• asyncio并发编程


    asyncio 是干什么的?

    • 异步网络操作
    • 并发
    • 协程

    python3.0时代,标准库里的异步网络模块:select(非常底层) python3.0时代,第三方异步网络库:Tornado python3.4时代,asyncio:支持TCP,子进程

    现在的asyncio,有了很多的模块已经在支持:aiohttp,aiodns,aioredis等等 https://github.com/aio-libs 这里列出了已经支持的内容,并在持续更新

    当然到目前为止实现协程的不仅仅只有asyncio,tornado和gevent都实现了类似功能

    关于asyncio的一些关键字的说明:

    • event_loop 事件循环:程序开启一个无限循环,把一些函数注册到事件循环上,当满足事件发生的时候,调用相应的协程函数

    • coroutine 协程:协程对象,指一个使用async关键字定义的函数,它的调用不会立即执行函数,而是会返回一个协程对象。协程对象需要注册到事件循环,由事件循环调用。

    • task 任务:一个协程对象就是一个原生可以挂起的函数,任务则是对协程进一步封装,其中包含了任务的各种状态

    • future: 代表将来执行或没有执行的任务的结果。它和task上没有本质上的区别

    • async/await 关键字:python3.5用于定义协程的关键字,async定义一个协程,await用于挂起阻塞的异步调用接口。

    看了上面这些关键字,你可能扭头就走了,其实一开始了解和研究asyncio这个模块有种抵触,自己也不知道为啥,这也导致很长一段时间,这个模块自己也基本就没有关注和使用,但是随着工作上用python遇到各种性能问题的时候,自己告诉自己还是要好好学习学习这个模块。

     一概述:

      1、事件循环+回调(驱动生成器)+epoll(IO多路复用)

      2、asyncio是Python用于解决异步io编程的一套解决方案

      3、基于异步io实现的库(或框架)tornado、gevent、twisted(scrapy,django、channels)

      4、torando(实现web服务器),django+flask(uwsgi,gunicorn+nginx)

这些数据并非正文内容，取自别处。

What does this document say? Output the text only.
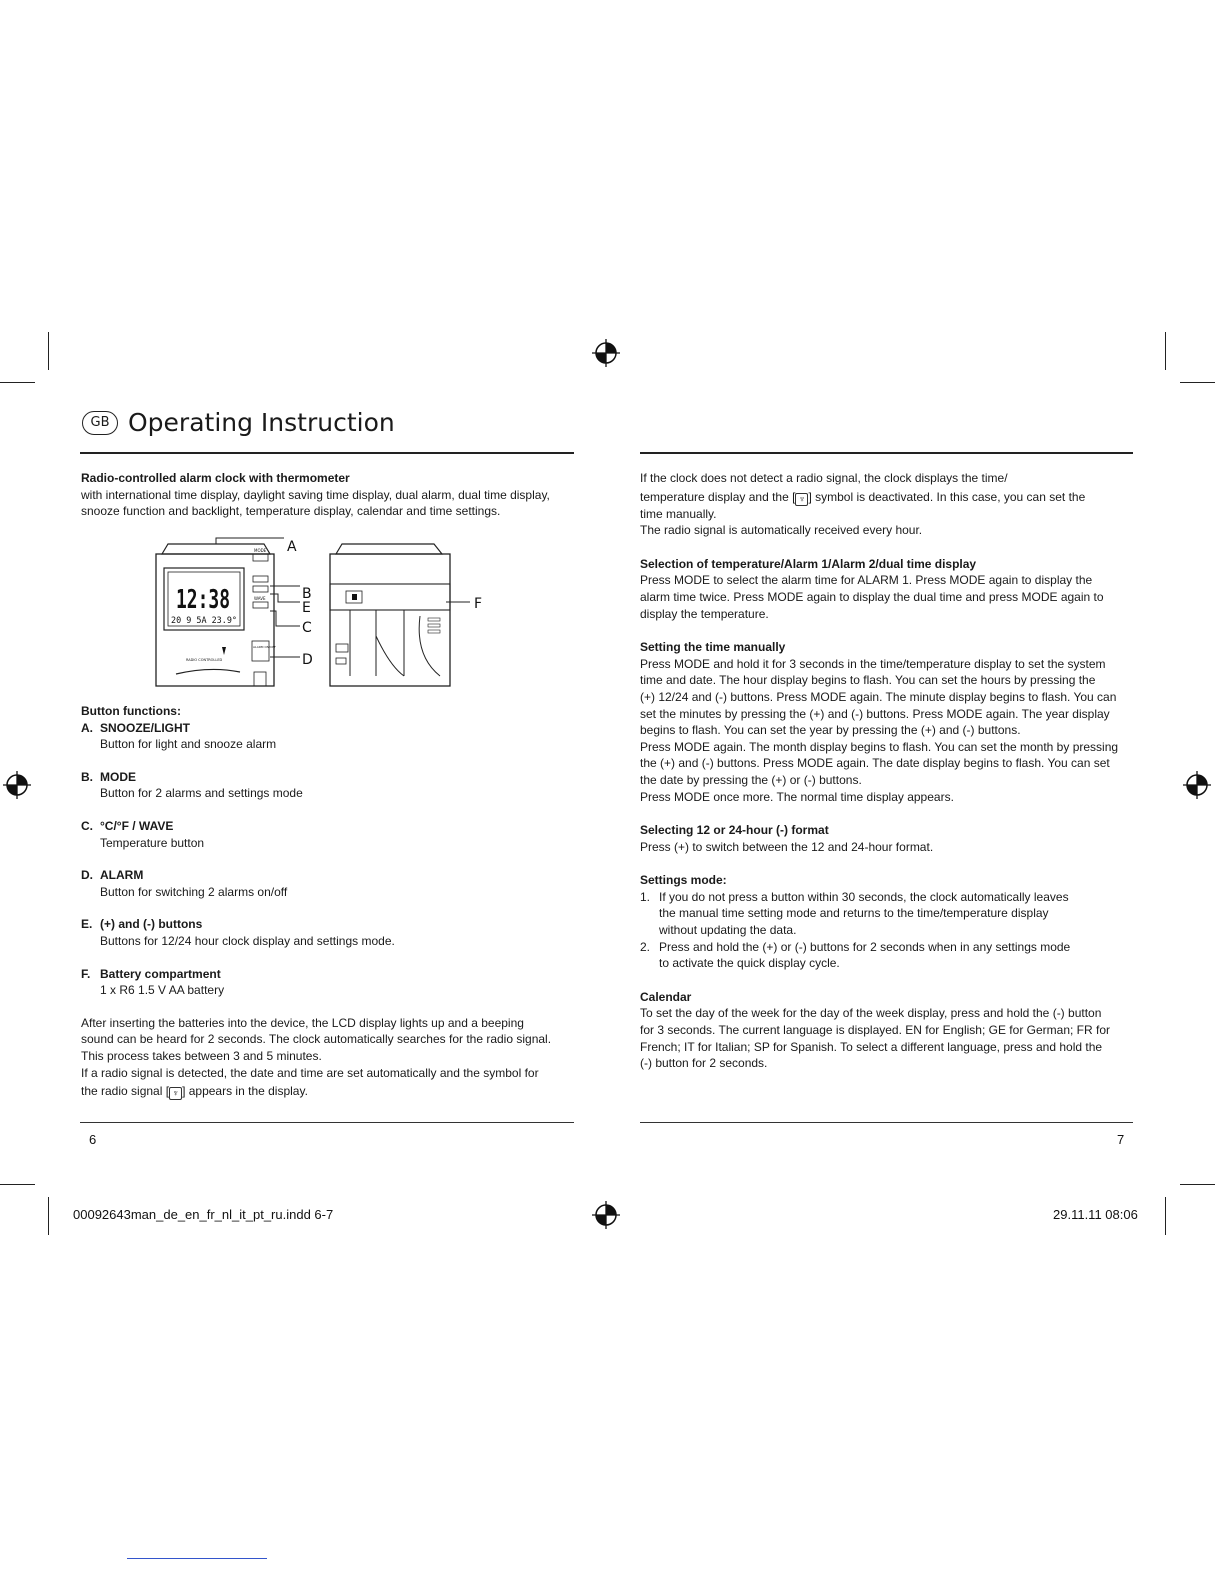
GB Operating Instruction

Radio-controlled alarm clock with thermometer

with international time display, daylight saving time display, dual alarm, dual time display,

snooze function and backlight, temperature display, calendar and time settings.

12:38
20 9 5A 23.9°
MODE
WAVE
ALARM ON/OFF
RADIO CONTROLLED
A
B
E
C
D
F

Button functions:

A. SNOOZE/LIGHT
Button for light and snooze alarm
B. MODE
Button for 2 alarms and settings mode
C. °C/°F / WAVE
Temperature button
D. ALARM
Button for switching 2 alarms on/off
E. (+) and (-) buttons
Buttons for 12/24 hour clock display and settings mode.
F. Battery compartment
1 x R6 1.5 V AA battery

After inserting the batteries into the device, the LCD display lights up and a beeping

sound can be heard for 2 seconds. The clock automatically searches for the radio signal.

This process takes between 3 and 5 minutes.

If a radio signal is detected, the date and time are set automatically and the symbol for

the radio signal [ ♆ ] appears in the display.

If the clock does not detect a radio signal, the clock displays the time/

temperature display and the [ ♆ ] symbol is deactivated. In this case, you can set the

time manually.

The radio signal is automatically received every hour.

Selection of temperature/Alarm 1/Alarm 2/dual time display

Press MODE to select the alarm time for ALARM 1. Press MODE again to display the

alarm time twice. Press MODE again to display the dual time and press MODE again to

display the temperature.

Setting the time manually

Press MODE and hold it for 3 seconds in the time/temperature display to set the system

time and date. The hour display begins to flash. You can set the hours by pressing the

(+) 12/24 and (-) buttons. Press MODE again. The minute display begins to flash. You can

set the minutes by pressing the (+) and (-) buttons. Press MODE again. The year display

begins to flash. You can set the year by pressing the (+) and (-) buttons.

Press MODE again. The month display begins to flash. You can set the month by pressing

the (+) and (-) buttons. Press MODE again. The date display begins to flash. You can set

the date by pressing the (+) or (-) buttons.

Press MODE once more. The normal time display appears.

Selecting 12 or 24-hour (-) format

Press (+) to switch between the 12 and 24-hour format.

Settings mode:

1. If you do not press a button within 30 seconds, the clock automatically leaves

the manual time setting mode and returns to the time/temperature display

without updating the data.

2. Press and hold the (+) or (-) buttons for 2 seconds when in any settings mode

to activate the quick display cycle.

Calendar

To set the day of the week for the day of the week display, press and hold the (-) button

for 3 seconds. The current language is displayed. EN for English; GE for German; FR for

French; IT for Italian; SP for Spanish. To select a different language, press and hold the

(-) button for 2 seconds.

6	7
00092643man_de_en_fr_nl_it_pt_ru.indd 6-7	29.11.11 08:06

      5、tornado可以直接部署,nginx+tornado

    二、事件循环

    案例一: 

    #使用asyncio
    import asyncio
    import time
    
    async def get_html(url):
        print("start get url")
        await asyncio.sleep(2)
        print("end get url")
    
    if __name__ == "__main__":
        start_time = time.time()
        loop = asyncio.get_event_loop()
        # 执行单个协程
        # loop.run_until_complete(get_html("http://www.imooc.com"))
        # 批量执行任务
        # 创建任务列表
        tasks = [get_html("http://www.imooc.com") for i in range(10)]
        loop.run_until_complete(asyncio.wait(tasks))
        loop.close()
        print("执行事件:{}".format(time.time() - start_time))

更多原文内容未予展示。